A survey of 30,000 people released by Dubai Health Authority (DHA) showed almost half of the recorded cases of flu between 2017 and 2019 were in children under 10.

The DHA figures help in understanding the groups most at risk from influenza.

Doctors and researchers looked at trends recorded in people displaying flu symptoms and found the flu season runs from the end of September until February but infections peak in November and December.

Both seasonal influenza and Covid-19 have similar clinical manifestations; so, this flu season, it is imperative to take the flu vaccine

The data has been passed on to hospitals to help them deal with the dual threat of influenza and Covid-19 over the coming months.

“The aim of the study was to identify risk factors associated with the infection and identify the demographic distribution most vulnerable to the disease,” said Khalif Jallaf, director of the data and research department at DHA.
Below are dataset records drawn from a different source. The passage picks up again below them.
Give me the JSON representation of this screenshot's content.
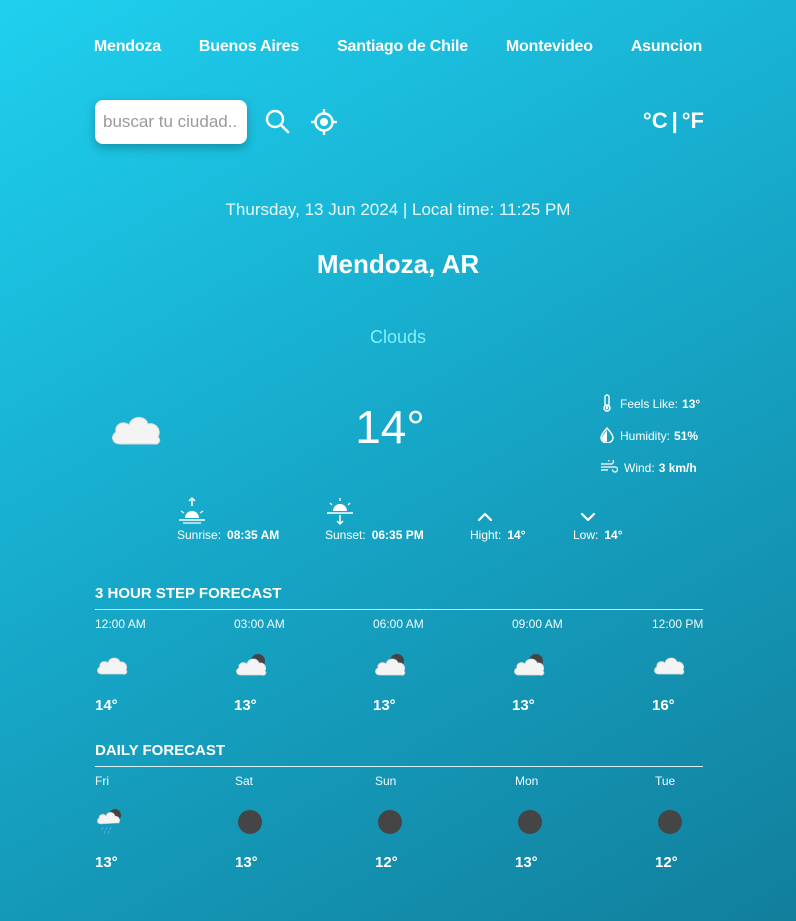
{
  "nav": {
    "cities": [
      "Mendoza",
      "Buenos Aires",
      "Santiago de Chile",
      "Montevideo",
      "Asuncion"
    ]
  },
  "search": {
    "placeholder": "buscar tu ciudad...",
    "search_icon": "search-icon",
    "location_icon": "crosshair-location-icon"
  },
  "units": {
    "celsius": "°C",
    "separator": "|",
    "fahrenheit": "°F"
  },
  "current": {
    "datetime": "Thursday, 13 Jun 2024 | Local time: 11:25 PM",
    "city": "Mendoza, AR",
    "condition": "Clouds",
    "temperature": "14°",
    "icon": "cloud-icon",
    "details": [
      {
        "icon": "thermometer-icon",
        "label": "Feels Like:",
        "value": "13°"
      },
      {
        "icon": "humidity-drop-icon",
        "label": "Humidity:",
        "value": "51%"
      },
      {
        "icon": "wind-icon",
        "label": "Wind:",
        "value": "3 km/h"
      }
    ],
    "sun": [
      {
        "icon": "sunrise-icon",
        "label": "Sunrise:",
        "value": "08:35 AM"
      },
      {
        "icon": "sunset-icon",
        "label": "Sunset:",
        "value": "06:35 PM"
      },
      {
        "icon": "chevron-up-icon",
        "label": "Hight:",
        "value": "14°"
      },
      {
        "icon": "chevron-down-icon",
        "label": "Low:",
        "value": "14°"
      }
    ]
  },
  "hourly": {
    "title": "3 HOUR STEP FORECAST",
    "items": [
      {
        "label": "12:00 AM",
        "icon": "cloud-icon",
        "value": "14°"
      },
      {
        "label": "03:00 AM",
        "icon": "cloud-moon-icon",
        "value": "13°"
      },
      {
        "label": "06:00 AM",
        "icon": "cloud-moon-icon",
        "value": "13°"
      },
      {
        "label": "09:00 AM",
        "icon": "cloud-moon-icon",
        "value": "13°"
      },
      {
        "label": "12:00 PM",
        "icon": "cloud-icon",
        "value": "16°"
      }
    ]
  },
  "daily": {
    "title": "DAILY FORECAST",
    "items": [
      {
        "label": "Fri",
        "icon": "rain-cloud-icon",
        "value": "13°"
      },
      {
        "label": "Sat",
        "icon": "dark-moon-icon",
        "value": "13°"
      },
      {
        "label": "Sun",
        "icon": "dark-moon-icon",
        "value": "12°"
      },
      {
        "label": "Mon",
        "icon": "dark-moon-icon",
        "value": "13°"
      },
      {
        "label": "Tue",
        "icon": "dark-moon-icon",
        "value": "12°"
      }
    ]
  },
  "colors": {
    "bg_start": "#1fd0ee",
    "bg_end": "#117f9c",
    "condition": "#7ff0fb"
  }
}
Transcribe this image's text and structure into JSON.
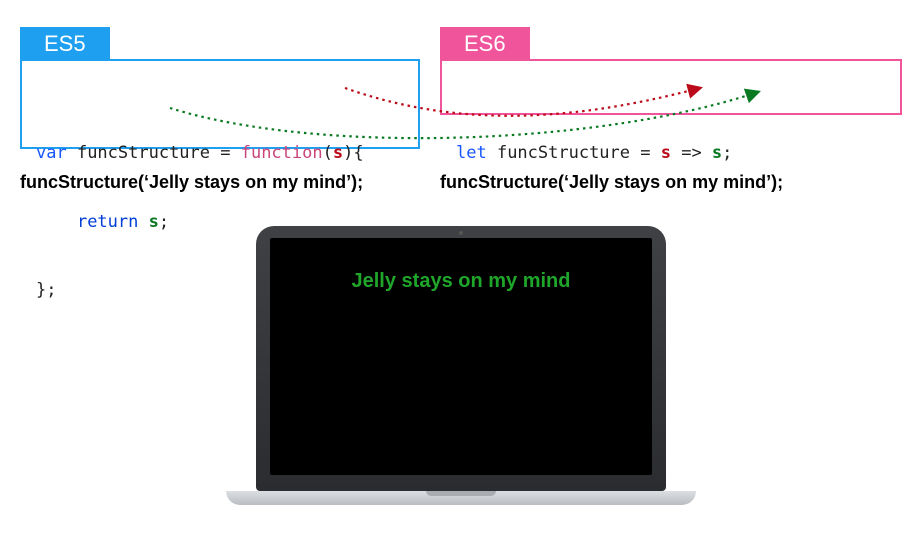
{
  "es5": {
    "tab": "ES5",
    "line1_a": "var",
    "line1_b": " funcStructure = ",
    "line1_c": "function",
    "line1_d": "(",
    "line1_e": "s",
    "line1_f": "){",
    "line2_a": "    ",
    "line2_b": "return",
    "line2_c": " ",
    "line2_d": "s",
    "line2_e": ";",
    "line3": "};",
    "call": "funcStructure(‘Jelly stays on my mind’);"
  },
  "es6": {
    "tab": "ES6",
    "line1_a": "let",
    "line1_b": " funcStructure = ",
    "line1_c": "s",
    "line1_d": " => ",
    "line1_e": "s",
    "line1_f": ";",
    "call": "funcStructure(‘Jelly stays on my mind’);"
  },
  "output": {
    "text": "Jelly stays on my mind"
  },
  "colors": {
    "es5": "#1e9ff0",
    "es6": "#f0549b",
    "param": "#bb0b1a",
    "return": "#0a7a22",
    "screen_text": "#1fa62a"
  }
}
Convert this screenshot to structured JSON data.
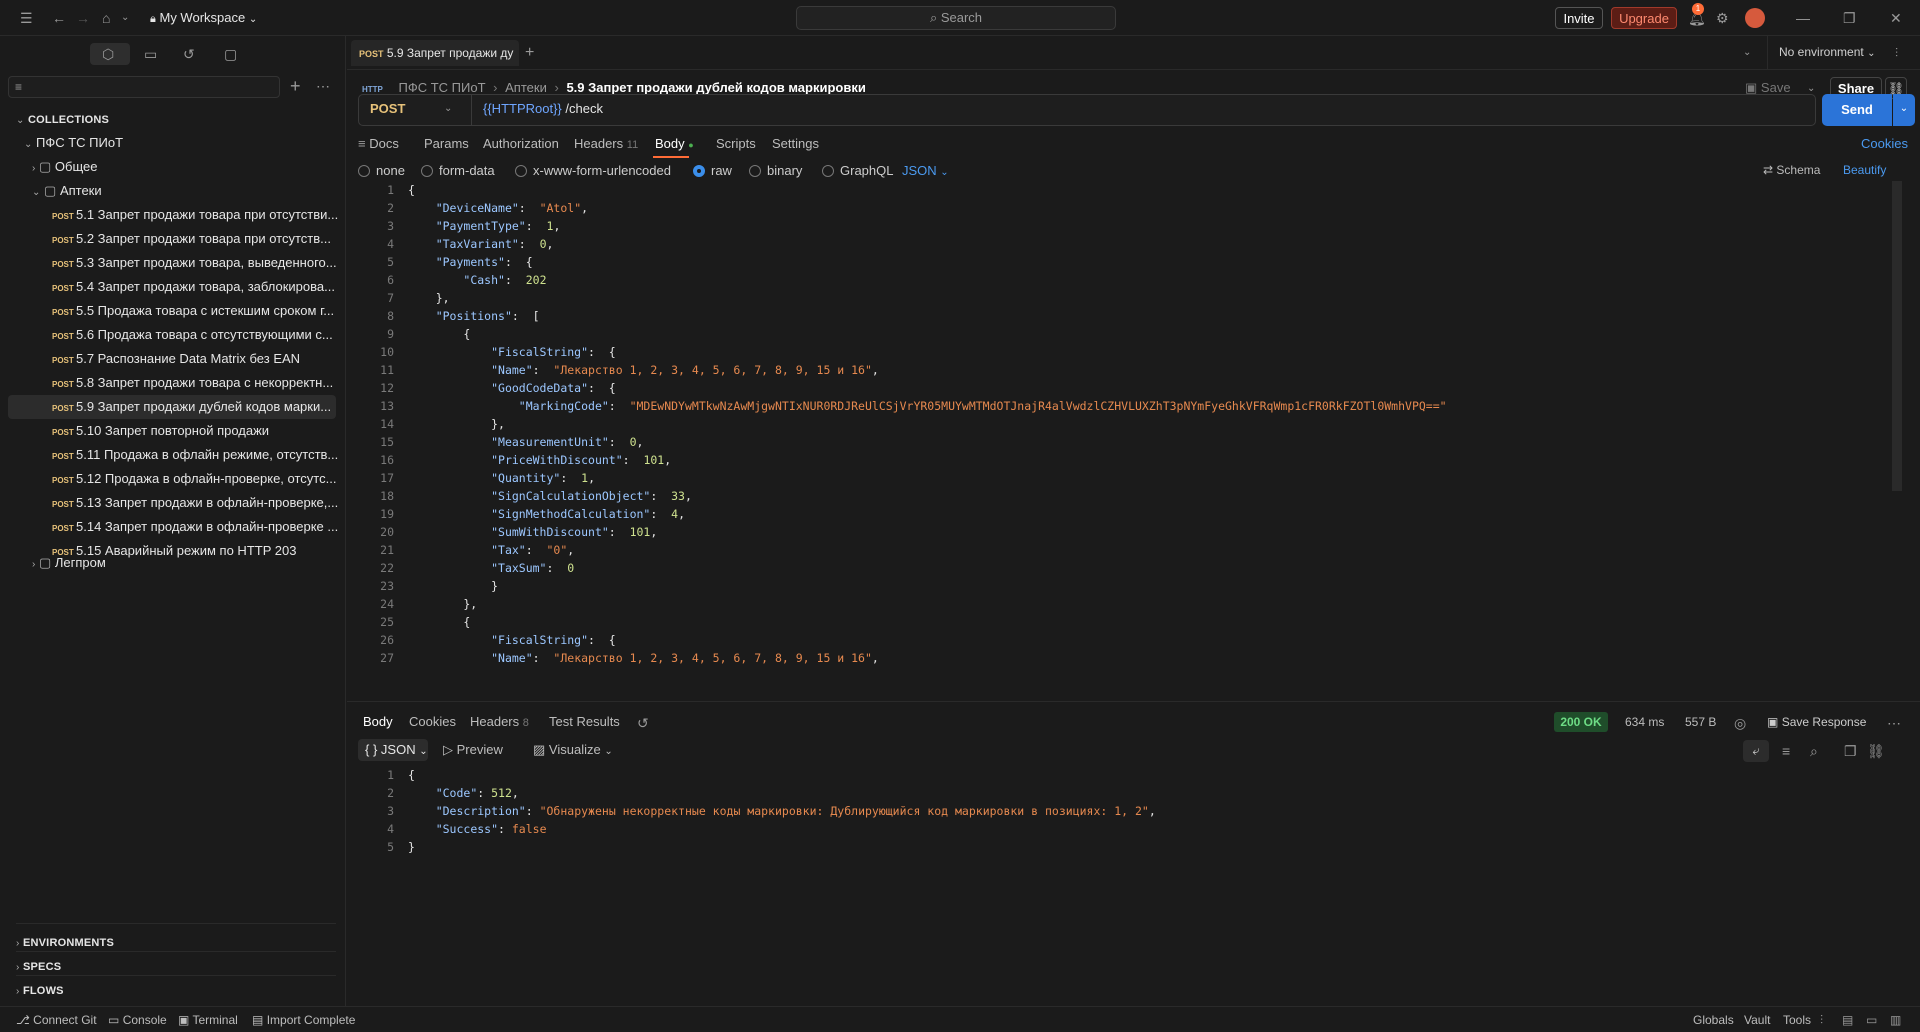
{
  "topbar": {
    "workspace": "My Workspace",
    "search_placeholder": "Search",
    "invite": "Invite",
    "upgrade": "Upgrade",
    "notif_count": "1"
  },
  "sidebar": {
    "collections_title": "COLLECTIONS",
    "root": "ПФС ТС ПИоТ",
    "folders": [
      "Общее",
      "Аптеки",
      "Легпром"
    ],
    "method": "POST",
    "requests": [
      "5.1 Запрет продажи товара при отсутстви...",
      "5.2 Запрет продажи товара при отсутств...",
      "5.3 Запрет продажи товара, выведенного...",
      "5.4 Запрет продажи товара, заблокирова...",
      "5.5 Продажа товара с истекшим сроком г...",
      "5.6 Продажа товара с отсутствующими с...",
      "5.7 Распознание Data Matrix без EAN",
      "5.8 Запрет продажи товара с некорректн...",
      "5.9 Запрет продажи дублей кодов марки...",
      "5.10 Запрет повторной продажи",
      "5.11 Продажа в офлайн режиме, отсутств...",
      "5.12 Продажа в офлайн-проверке, отсутс...",
      "5.13 Запрет продажи в офлайн-проверке,...",
      "5.14 Запрет продажи в офлайн-проверке ...",
      "5.15 Аварийный режим по HTTP 203"
    ],
    "bottom_sections": [
      "ENVIRONMENTS",
      "SPECS",
      "FLOWS"
    ]
  },
  "tab": {
    "method": "POST",
    "title": "5.9 Запрет продажи ду"
  },
  "environment": "No environment",
  "breadcrumb": {
    "http": "HTTP",
    "parts": [
      "ПФС ТС ПИоТ",
      "Аптеки"
    ],
    "current": "5.9 Запрет продажи дублей кодов маркировки"
  },
  "actions": {
    "save": "Save",
    "share": "Share"
  },
  "request": {
    "method": "POST",
    "url_var": "{{HTTPRoot}}",
    "url_path": " /check",
    "send": "Send"
  },
  "req_tabs": {
    "docs": "Docs",
    "params": "Params",
    "authorization": "Authorization",
    "headers": "Headers",
    "headers_count": "11",
    "body": "Body",
    "scripts": "Scripts",
    "settings": "Settings",
    "cookies": "Cookies"
  },
  "body_types": {
    "none": "none",
    "form_data": "form-data",
    "urlencoded": "x-www-form-urlencoded",
    "raw": "raw",
    "binary": "binary",
    "graphql": "GraphQL",
    "json": "JSON",
    "schema": "Schema",
    "beautify": "Beautify"
  },
  "request_body": [
    [
      {
        "t": "p",
        "v": "{"
      }
    ],
    [
      {
        "t": "p",
        "v": "    "
      },
      {
        "t": "k",
        "v": "\"DeviceName\""
      },
      {
        "t": "p",
        "v": ":  "
      },
      {
        "t": "s",
        "v": "\"Atol\""
      },
      {
        "t": "p",
        "v": ","
      }
    ],
    [
      {
        "t": "p",
        "v": "    "
      },
      {
        "t": "k",
        "v": "\"PaymentType\""
      },
      {
        "t": "p",
        "v": ":  "
      },
      {
        "t": "n",
        "v": "1"
      },
      {
        "t": "p",
        "v": ","
      }
    ],
    [
      {
        "t": "p",
        "v": "    "
      },
      {
        "t": "k",
        "v": "\"TaxVariant\""
      },
      {
        "t": "p",
        "v": ":  "
      },
      {
        "t": "n",
        "v": "0"
      },
      {
        "t": "p",
        "v": ","
      }
    ],
    [
      {
        "t": "p",
        "v": "    "
      },
      {
        "t": "k",
        "v": "\"Payments\""
      },
      {
        "t": "p",
        "v": ":  {"
      }
    ],
    [
      {
        "t": "p",
        "v": "        "
      },
      {
        "t": "k",
        "v": "\"Cash\""
      },
      {
        "t": "p",
        "v": ":  "
      },
      {
        "t": "n",
        "v": "202"
      }
    ],
    [
      {
        "t": "p",
        "v": "    },"
      }
    ],
    [
      {
        "t": "p",
        "v": "    "
      },
      {
        "t": "k",
        "v": "\"Positions\""
      },
      {
        "t": "p",
        "v": ":  ["
      }
    ],
    [
      {
        "t": "p",
        "v": "        {"
      }
    ],
    [
      {
        "t": "p",
        "v": "            "
      },
      {
        "t": "k",
        "v": "\"FiscalString\""
      },
      {
        "t": "p",
        "v": ":  {"
      }
    ],
    [
      {
        "t": "p",
        "v": "            "
      },
      {
        "t": "k",
        "v": "\"Name\""
      },
      {
        "t": "p",
        "v": ":  "
      },
      {
        "t": "s",
        "v": "\"Лекарство 1, 2, 3, 4, 5, 6, 7, 8, 9, 15 и 16\""
      },
      {
        "t": "p",
        "v": ","
      }
    ],
    [
      {
        "t": "p",
        "v": "            "
      },
      {
        "t": "k",
        "v": "\"GoodCodeData\""
      },
      {
        "t": "p",
        "v": ":  {"
      }
    ],
    [
      {
        "t": "p",
        "v": "                "
      },
      {
        "t": "k",
        "v": "\"MarkingCode\""
      },
      {
        "t": "p",
        "v": ":  "
      },
      {
        "t": "s",
        "v": "\"MDEwNDYwMTkwNzAwMjgwNTIxNUR0RDJReUlCSjVrYR05MUYwMTMdOTJnajR4alVwdzlCZHVLUXZhT3pNYmFyeGhkVFRqWmp1cFR0RkFZOTl0WmhVPQ==\""
      }
    ],
    [
      {
        "t": "p",
        "v": "            },"
      }
    ],
    [
      {
        "t": "p",
        "v": "            "
      },
      {
        "t": "k",
        "v": "\"MeasurementUnit\""
      },
      {
        "t": "p",
        "v": ":  "
      },
      {
        "t": "n",
        "v": "0"
      },
      {
        "t": "p",
        "v": ","
      }
    ],
    [
      {
        "t": "p",
        "v": "            "
      },
      {
        "t": "k",
        "v": "\"PriceWithDiscount\""
      },
      {
        "t": "p",
        "v": ":  "
      },
      {
        "t": "n",
        "v": "101"
      },
      {
        "t": "p",
        "v": ","
      }
    ],
    [
      {
        "t": "p",
        "v": "            "
      },
      {
        "t": "k",
        "v": "\"Quantity\""
      },
      {
        "t": "p",
        "v": ":  "
      },
      {
        "t": "n",
        "v": "1"
      },
      {
        "t": "p",
        "v": ","
      }
    ],
    [
      {
        "t": "p",
        "v": "            "
      },
      {
        "t": "k",
        "v": "\"SignCalculationObject\""
      },
      {
        "t": "p",
        "v": ":  "
      },
      {
        "t": "n",
        "v": "33"
      },
      {
        "t": "p",
        "v": ","
      }
    ],
    [
      {
        "t": "p",
        "v": "            "
      },
      {
        "t": "k",
        "v": "\"SignMethodCalculation\""
      },
      {
        "t": "p",
        "v": ":  "
      },
      {
        "t": "n",
        "v": "4"
      },
      {
        "t": "p",
        "v": ","
      }
    ],
    [
      {
        "t": "p",
        "v": "            "
      },
      {
        "t": "k",
        "v": "\"SumWithDiscount\""
      },
      {
        "t": "p",
        "v": ":  "
      },
      {
        "t": "n",
        "v": "101"
      },
      {
        "t": "p",
        "v": ","
      }
    ],
    [
      {
        "t": "p",
        "v": "            "
      },
      {
        "t": "k",
        "v": "\"Tax\""
      },
      {
        "t": "p",
        "v": ":  "
      },
      {
        "t": "s",
        "v": "\"0\""
      },
      {
        "t": "p",
        "v": ","
      }
    ],
    [
      {
        "t": "p",
        "v": "            "
      },
      {
        "t": "k",
        "v": "\"TaxSum\""
      },
      {
        "t": "p",
        "v": ":  "
      },
      {
        "t": "n",
        "v": "0"
      }
    ],
    [
      {
        "t": "p",
        "v": "            }"
      }
    ],
    [
      {
        "t": "p",
        "v": "        },"
      }
    ],
    [
      {
        "t": "p",
        "v": "        {"
      }
    ],
    [
      {
        "t": "p",
        "v": "            "
      },
      {
        "t": "k",
        "v": "\"FiscalString\""
      },
      {
        "t": "p",
        "v": ":  {"
      }
    ],
    [
      {
        "t": "p",
        "v": "            "
      },
      {
        "t": "k",
        "v": "\"Name\""
      },
      {
        "t": "p",
        "v": ":  "
      },
      {
        "t": "s",
        "v": "\"Лекарство 1, 2, 3, 4, 5, 6, 7, 8, 9, 15 и 16\""
      },
      {
        "t": "p",
        "v": ","
      }
    ]
  ],
  "response": {
    "tabs": {
      "body": "Body",
      "cookies": "Cookies",
      "headers": "Headers",
      "headers_count": "8",
      "tests": "Test Results"
    },
    "status": "200 OK",
    "time": "634 ms",
    "size": "557 B",
    "save": "Save Response",
    "format": "JSON",
    "preview": "Preview",
    "visualize": "Visualize",
    "body": [
      [
        {
          "t": "p",
          "v": "{"
        }
      ],
      [
        {
          "t": "p",
          "v": "    "
        },
        {
          "t": "k",
          "v": "\"Code\""
        },
        {
          "t": "p",
          "v": ": "
        },
        {
          "t": "n",
          "v": "512"
        },
        {
          "t": "p",
          "v": ","
        }
      ],
      [
        {
          "t": "p",
          "v": "    "
        },
        {
          "t": "k",
          "v": "\"Description\""
        },
        {
          "t": "p",
          "v": ": "
        },
        {
          "t": "s",
          "v": "\"Обнаружены некорректные коды маркировки: Дублирующийся код маркировки в позициях: 1, 2\""
        },
        {
          "t": "p",
          "v": ","
        }
      ],
      [
        {
          "t": "p",
          "v": "    "
        },
        {
          "t": "k",
          "v": "\"Success\""
        },
        {
          "t": "p",
          "v": ": "
        },
        {
          "t": "f",
          "v": "false"
        }
      ],
      [
        {
          "t": "p",
          "v": "}"
        }
      ]
    ]
  },
  "statusbar": {
    "connect_git": "Connect Git",
    "console": "Console",
    "terminal": "Terminal",
    "import": "Import Complete",
    "globals": "Globals",
    "vault": "Vault",
    "tools": "Tools"
  }
}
“We strongly promote data collection and research with an aim to help devise evidence-based policies to enhance the health sector in Dubai and promote public health and well-being.”

All age groups, gender, nationalities, occupations, education and seasons were considered for the study.

Results showed 84.53 per cent of the total seasonal influenza cases during 2017 to 2019 were handled at the outpatient level.

The remaining cases were considered severe enough to be admitted to hospital.

Rates of influenza have increased since 2017, said the study.

Vulnerable groups and those with existing medical conditions have been advised to get themselves vaccinated.

This includes medics, school staff, pregnant women and children.

Last week, Dr Omar Al Hammadi, spokesman for the federal government, said at a Covid-19 media briefing that people should get a flu jab, to avoid complications should they also catch the coronavirus.

Dr Abdishakur Abdulle, associate director of the Public Health Research Centre at New York University Abu Dhabi, urged the public to remain vigilant this winter as flu symptoms are similar to Covid-19.

“Both seasonal influenza and Covid-19 have similar clinical manifestations; so, this flu season, it is imperative to take the flu vaccine,” he said.

“It can take two weeks after vaccination for antibodies to develop in the body and provide protection against the flu."

Symptoms can be fever, chills, a sore throat, persistent cough and runny nose.

Sufferers also report fatigue and body aches and vomiting.